Глава пятая

— Доченька, какая ты стала! — Мама обнимает Машу и, разводя ей руки как маленькой, оглядывает со всех сторон.

— Какая?

— Взрослая. А в глазах тоска!

— Ну что ты придумываешь, какая у меня тоска? Там такое веселье. Мам, у тебя есть водочка?

— Конечно, есть.

— Это хорошо. А женщина, что со мной в очередь на таможню стояла, сказала, что у вас водка по талонам.

— А я талоны не использую.

— Почему?

— Денег нет, чтобы ее покупать.

— Мам, теперь у тебя будет все. Видишь, я приехала! Давай выпьем за мой приезд, за тебя, моего братика Игоря. Кстати, где он, куда подевался?

— Джинсы примеряет. Ты ему столько навезла, он до утра из спальни не вылезет. У него уже девочка есть. Большой стал!

— Маш, а у них там, у буржуев, бархатные пиджаки можно достать? — Появившийся в обновке довольный брат сиял.

— У них можно все, — улыбается Маша, разглядывая повзрослевшего брата.

— Моя девушка сказала, что она полюбит того, у кого, как у принца, будет бархатный пиджак. А я сказал, нет проблем, у меня сестра за кордоном…

— Пусть ждет. Ты будешь этим принцем, — пообещала Маша.
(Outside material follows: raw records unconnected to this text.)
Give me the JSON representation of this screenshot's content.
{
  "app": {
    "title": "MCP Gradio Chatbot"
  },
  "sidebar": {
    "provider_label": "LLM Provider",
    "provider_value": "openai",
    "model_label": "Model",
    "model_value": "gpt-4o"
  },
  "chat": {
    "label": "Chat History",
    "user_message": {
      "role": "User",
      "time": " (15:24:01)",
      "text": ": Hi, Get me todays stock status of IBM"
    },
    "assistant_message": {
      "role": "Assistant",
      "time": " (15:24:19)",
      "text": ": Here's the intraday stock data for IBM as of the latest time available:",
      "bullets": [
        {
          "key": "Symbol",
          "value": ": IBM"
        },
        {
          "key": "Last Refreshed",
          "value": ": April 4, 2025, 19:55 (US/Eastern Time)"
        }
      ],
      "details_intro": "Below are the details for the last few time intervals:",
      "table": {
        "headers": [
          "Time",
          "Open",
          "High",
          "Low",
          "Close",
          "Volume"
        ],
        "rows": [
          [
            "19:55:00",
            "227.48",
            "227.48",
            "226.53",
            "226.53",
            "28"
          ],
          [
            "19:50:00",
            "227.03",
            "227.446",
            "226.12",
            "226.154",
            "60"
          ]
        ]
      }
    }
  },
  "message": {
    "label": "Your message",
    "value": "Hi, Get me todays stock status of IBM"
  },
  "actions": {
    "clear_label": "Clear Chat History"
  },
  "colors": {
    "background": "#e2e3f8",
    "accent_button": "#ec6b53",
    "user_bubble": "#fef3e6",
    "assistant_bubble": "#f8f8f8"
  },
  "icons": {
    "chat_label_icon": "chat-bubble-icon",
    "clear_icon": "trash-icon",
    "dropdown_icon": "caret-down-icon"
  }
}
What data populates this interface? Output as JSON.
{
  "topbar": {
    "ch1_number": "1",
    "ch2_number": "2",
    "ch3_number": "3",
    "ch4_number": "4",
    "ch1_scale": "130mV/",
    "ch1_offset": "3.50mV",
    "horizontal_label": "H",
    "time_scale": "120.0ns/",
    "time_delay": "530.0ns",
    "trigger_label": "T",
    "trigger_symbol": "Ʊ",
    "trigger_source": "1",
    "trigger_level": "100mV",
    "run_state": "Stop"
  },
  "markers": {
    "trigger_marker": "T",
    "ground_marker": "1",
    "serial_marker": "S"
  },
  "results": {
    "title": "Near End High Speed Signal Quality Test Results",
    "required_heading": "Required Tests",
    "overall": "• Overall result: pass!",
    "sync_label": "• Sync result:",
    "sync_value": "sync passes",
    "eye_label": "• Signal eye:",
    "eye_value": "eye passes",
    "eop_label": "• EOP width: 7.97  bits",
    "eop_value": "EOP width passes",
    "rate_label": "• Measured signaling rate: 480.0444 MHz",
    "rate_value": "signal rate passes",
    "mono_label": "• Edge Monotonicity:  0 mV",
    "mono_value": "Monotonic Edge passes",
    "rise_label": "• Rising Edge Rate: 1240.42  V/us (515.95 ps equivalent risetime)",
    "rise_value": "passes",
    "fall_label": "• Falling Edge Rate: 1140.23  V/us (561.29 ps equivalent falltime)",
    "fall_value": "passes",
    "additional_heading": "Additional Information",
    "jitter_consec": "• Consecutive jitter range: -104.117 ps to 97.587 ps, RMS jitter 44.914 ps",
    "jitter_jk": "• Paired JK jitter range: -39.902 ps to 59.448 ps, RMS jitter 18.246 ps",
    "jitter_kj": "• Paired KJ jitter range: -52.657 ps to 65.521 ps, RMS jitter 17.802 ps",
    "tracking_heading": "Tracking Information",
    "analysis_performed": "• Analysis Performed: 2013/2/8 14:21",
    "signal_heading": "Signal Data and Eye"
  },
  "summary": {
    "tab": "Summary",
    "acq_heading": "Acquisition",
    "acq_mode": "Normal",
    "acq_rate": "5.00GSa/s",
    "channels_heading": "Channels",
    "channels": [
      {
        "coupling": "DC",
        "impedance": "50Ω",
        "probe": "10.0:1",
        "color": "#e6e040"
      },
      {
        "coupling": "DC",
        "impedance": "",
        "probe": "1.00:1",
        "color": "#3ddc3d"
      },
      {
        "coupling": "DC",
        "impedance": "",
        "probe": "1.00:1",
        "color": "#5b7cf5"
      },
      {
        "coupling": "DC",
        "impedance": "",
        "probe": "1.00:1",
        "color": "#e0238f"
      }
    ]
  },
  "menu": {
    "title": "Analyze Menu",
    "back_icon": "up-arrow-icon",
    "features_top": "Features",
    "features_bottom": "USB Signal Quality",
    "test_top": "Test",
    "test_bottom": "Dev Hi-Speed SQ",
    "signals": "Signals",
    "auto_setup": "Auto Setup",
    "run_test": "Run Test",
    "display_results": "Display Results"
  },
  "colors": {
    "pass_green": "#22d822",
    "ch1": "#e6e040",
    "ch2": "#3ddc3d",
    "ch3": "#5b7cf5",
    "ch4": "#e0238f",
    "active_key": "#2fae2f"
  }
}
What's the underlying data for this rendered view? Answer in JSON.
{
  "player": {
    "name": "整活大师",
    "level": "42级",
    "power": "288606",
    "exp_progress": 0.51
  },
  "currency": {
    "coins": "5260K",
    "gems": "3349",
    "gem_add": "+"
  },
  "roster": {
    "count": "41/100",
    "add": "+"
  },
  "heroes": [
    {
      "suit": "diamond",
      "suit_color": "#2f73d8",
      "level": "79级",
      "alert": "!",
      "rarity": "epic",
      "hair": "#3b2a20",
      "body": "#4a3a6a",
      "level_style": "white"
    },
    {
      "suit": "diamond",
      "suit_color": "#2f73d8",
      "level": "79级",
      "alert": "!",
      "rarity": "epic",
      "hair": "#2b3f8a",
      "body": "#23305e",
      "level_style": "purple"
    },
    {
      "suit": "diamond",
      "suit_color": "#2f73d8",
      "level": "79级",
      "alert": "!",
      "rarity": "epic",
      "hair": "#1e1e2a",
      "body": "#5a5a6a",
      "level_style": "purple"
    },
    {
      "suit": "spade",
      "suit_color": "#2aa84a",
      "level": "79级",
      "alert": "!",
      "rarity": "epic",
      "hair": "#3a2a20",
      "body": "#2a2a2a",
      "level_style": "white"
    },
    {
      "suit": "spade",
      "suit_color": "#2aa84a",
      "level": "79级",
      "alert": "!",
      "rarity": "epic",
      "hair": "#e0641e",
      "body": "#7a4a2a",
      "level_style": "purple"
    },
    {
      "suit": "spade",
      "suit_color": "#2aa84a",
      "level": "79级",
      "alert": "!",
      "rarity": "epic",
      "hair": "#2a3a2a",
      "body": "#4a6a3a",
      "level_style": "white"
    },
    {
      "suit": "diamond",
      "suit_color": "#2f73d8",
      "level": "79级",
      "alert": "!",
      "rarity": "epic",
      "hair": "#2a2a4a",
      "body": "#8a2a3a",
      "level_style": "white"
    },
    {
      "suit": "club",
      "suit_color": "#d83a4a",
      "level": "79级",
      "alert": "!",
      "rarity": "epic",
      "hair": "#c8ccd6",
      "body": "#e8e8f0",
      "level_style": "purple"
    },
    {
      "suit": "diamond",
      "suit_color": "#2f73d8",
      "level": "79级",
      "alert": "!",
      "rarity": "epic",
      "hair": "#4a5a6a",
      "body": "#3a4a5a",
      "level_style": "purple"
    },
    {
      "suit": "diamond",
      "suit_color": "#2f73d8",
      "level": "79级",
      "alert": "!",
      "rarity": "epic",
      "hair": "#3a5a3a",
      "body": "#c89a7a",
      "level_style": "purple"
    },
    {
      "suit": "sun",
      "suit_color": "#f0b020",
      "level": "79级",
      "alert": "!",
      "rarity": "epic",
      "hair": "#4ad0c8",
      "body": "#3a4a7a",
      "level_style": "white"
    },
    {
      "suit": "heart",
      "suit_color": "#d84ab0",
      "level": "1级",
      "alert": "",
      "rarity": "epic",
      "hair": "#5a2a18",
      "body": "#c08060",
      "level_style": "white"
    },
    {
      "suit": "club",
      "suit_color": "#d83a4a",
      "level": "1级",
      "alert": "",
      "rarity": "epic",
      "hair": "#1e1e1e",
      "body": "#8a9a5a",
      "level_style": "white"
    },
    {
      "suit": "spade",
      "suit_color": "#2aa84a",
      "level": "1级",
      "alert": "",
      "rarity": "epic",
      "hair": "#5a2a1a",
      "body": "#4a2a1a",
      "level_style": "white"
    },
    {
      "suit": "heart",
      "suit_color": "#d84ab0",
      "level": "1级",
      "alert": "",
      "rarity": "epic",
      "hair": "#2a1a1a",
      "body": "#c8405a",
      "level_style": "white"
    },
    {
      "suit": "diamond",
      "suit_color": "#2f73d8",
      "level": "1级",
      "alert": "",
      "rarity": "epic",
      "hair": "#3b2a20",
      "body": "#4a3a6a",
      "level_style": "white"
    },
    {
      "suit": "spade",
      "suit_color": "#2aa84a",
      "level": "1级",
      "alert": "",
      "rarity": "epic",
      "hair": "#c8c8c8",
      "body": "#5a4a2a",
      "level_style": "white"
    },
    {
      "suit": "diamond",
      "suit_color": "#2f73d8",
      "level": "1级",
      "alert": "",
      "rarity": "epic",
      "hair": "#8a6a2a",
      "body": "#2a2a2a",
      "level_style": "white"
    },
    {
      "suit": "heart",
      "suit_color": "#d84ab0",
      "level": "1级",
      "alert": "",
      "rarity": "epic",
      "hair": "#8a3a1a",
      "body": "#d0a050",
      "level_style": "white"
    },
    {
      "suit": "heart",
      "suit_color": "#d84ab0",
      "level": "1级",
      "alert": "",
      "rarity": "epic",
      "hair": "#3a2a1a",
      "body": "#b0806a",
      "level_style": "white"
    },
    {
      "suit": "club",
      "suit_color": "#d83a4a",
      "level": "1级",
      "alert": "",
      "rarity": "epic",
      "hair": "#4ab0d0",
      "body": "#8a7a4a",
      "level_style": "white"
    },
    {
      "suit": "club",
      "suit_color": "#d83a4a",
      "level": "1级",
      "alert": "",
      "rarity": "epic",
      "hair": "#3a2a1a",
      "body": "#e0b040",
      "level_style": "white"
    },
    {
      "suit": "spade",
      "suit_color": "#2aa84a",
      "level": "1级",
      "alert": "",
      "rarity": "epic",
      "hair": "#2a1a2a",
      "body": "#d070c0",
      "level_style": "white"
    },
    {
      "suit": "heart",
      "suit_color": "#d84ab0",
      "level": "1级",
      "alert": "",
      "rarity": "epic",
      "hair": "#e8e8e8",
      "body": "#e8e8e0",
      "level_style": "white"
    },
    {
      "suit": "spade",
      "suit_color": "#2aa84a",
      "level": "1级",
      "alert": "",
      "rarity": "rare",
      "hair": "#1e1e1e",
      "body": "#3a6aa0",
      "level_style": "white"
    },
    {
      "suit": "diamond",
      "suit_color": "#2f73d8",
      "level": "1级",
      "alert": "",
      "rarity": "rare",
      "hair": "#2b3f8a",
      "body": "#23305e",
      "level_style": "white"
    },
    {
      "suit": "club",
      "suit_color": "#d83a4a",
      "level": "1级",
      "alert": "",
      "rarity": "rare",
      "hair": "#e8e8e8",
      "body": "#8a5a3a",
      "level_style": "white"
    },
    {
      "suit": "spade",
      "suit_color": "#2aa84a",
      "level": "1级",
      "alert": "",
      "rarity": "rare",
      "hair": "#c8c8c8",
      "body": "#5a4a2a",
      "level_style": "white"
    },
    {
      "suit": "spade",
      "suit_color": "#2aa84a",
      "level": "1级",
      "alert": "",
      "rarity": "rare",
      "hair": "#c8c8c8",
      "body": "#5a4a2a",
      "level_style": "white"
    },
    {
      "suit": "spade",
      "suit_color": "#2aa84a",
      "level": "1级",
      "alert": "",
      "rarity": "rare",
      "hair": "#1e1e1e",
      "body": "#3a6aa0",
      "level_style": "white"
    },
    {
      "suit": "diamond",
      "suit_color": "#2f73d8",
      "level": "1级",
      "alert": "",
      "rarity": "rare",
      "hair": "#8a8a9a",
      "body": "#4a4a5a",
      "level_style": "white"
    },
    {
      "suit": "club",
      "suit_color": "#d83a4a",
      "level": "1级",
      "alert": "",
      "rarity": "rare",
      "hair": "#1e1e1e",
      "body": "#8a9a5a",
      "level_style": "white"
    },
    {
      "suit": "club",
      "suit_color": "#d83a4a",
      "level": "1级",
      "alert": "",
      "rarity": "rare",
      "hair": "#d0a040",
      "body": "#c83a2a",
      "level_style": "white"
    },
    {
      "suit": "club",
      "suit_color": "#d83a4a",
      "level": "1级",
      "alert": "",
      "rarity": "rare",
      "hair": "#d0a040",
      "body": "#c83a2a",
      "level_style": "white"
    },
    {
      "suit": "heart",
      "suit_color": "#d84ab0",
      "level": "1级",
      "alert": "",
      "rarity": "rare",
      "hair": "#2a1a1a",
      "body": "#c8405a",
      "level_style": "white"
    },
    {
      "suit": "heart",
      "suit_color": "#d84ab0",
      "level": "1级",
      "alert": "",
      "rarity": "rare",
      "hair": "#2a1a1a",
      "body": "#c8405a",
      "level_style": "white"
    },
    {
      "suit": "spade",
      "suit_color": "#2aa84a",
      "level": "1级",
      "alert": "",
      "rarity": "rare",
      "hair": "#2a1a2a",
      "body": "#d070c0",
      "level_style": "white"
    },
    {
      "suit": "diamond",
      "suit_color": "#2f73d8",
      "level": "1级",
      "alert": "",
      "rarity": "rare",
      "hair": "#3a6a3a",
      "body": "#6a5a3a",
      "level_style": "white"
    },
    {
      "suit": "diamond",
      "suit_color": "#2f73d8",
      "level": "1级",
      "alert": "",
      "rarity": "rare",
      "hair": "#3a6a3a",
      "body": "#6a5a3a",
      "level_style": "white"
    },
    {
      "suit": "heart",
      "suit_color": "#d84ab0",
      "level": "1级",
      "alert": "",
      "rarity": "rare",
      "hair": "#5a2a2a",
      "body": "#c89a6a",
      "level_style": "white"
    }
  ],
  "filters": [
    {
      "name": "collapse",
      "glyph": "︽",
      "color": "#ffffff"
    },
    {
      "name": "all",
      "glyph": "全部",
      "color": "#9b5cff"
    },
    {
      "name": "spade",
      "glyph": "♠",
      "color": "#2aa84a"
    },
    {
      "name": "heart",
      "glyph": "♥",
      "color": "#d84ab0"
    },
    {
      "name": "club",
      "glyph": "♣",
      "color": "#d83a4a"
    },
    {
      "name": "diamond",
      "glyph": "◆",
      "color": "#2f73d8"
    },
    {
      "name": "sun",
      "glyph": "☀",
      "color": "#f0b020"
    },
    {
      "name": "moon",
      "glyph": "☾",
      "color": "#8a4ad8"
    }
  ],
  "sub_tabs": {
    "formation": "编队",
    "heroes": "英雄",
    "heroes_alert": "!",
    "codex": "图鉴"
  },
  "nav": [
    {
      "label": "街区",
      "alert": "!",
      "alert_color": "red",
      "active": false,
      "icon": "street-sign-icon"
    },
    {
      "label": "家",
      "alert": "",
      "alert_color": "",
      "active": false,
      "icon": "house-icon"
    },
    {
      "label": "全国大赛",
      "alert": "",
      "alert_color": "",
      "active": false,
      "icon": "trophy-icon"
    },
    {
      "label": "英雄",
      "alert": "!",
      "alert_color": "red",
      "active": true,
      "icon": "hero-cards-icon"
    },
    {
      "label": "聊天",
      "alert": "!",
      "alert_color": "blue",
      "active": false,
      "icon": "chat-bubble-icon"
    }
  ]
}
— Правда? — обрадовался Игорь.

— Правда.

— А он дорого стоит?

— Нет! Там ничего не стоит дорого, кроме… — Вдруг на глазах у Маши появились слезы.

Мама обняла ее за голову:

— Доченька, я уж думала, не увидимся никогда.

— Ну ты что, мам?

— Завтра на могилу к отцу поедем. Памятник надо поправить. Повело.

— Нет проблем.

— Это дорого!

— У меня видишь, что есть?

— Что это?

— Пластиковая карточка.

— Она для чего?

— Спроси вместо чего? Вместо денег. Заходишь в банк или суешь ее в автомат…

— У нас есть автоматы, подруга сказала, что зарплату эти умные машины выдают.

— Мне тоже выдает зарплату умная машина. Нет, не так, мне умный человек выдает.

— Ты люби его, тебе повезло, дочь!

— Знаю, только… — в глазах Маши появляется грустинка, — не получается любить по заказу.

— Как по заказу? Ты хочешь сказать…

— Давай выпьем за всех нас, — перебивает ее дочь. — Я так без вас скучала.

— Вовка звонил, — между прочим сообщает мама, перед тем как отправить привезенный Машей деликатес в рот, и качает от удовольствия головой: — Такого я никогда не ела.

— Уже звонил?

— Угу. — Мама, изображая блаженство, закрывает глаза. — Какая вкуснятина! Он теперь знаменитым спортсменом стал.

— Знаю, когда я уезжала, он им уже был. Сборы, соревнования, поездки по миру. Хочешь сказать, что он все еще блещет своим талантом?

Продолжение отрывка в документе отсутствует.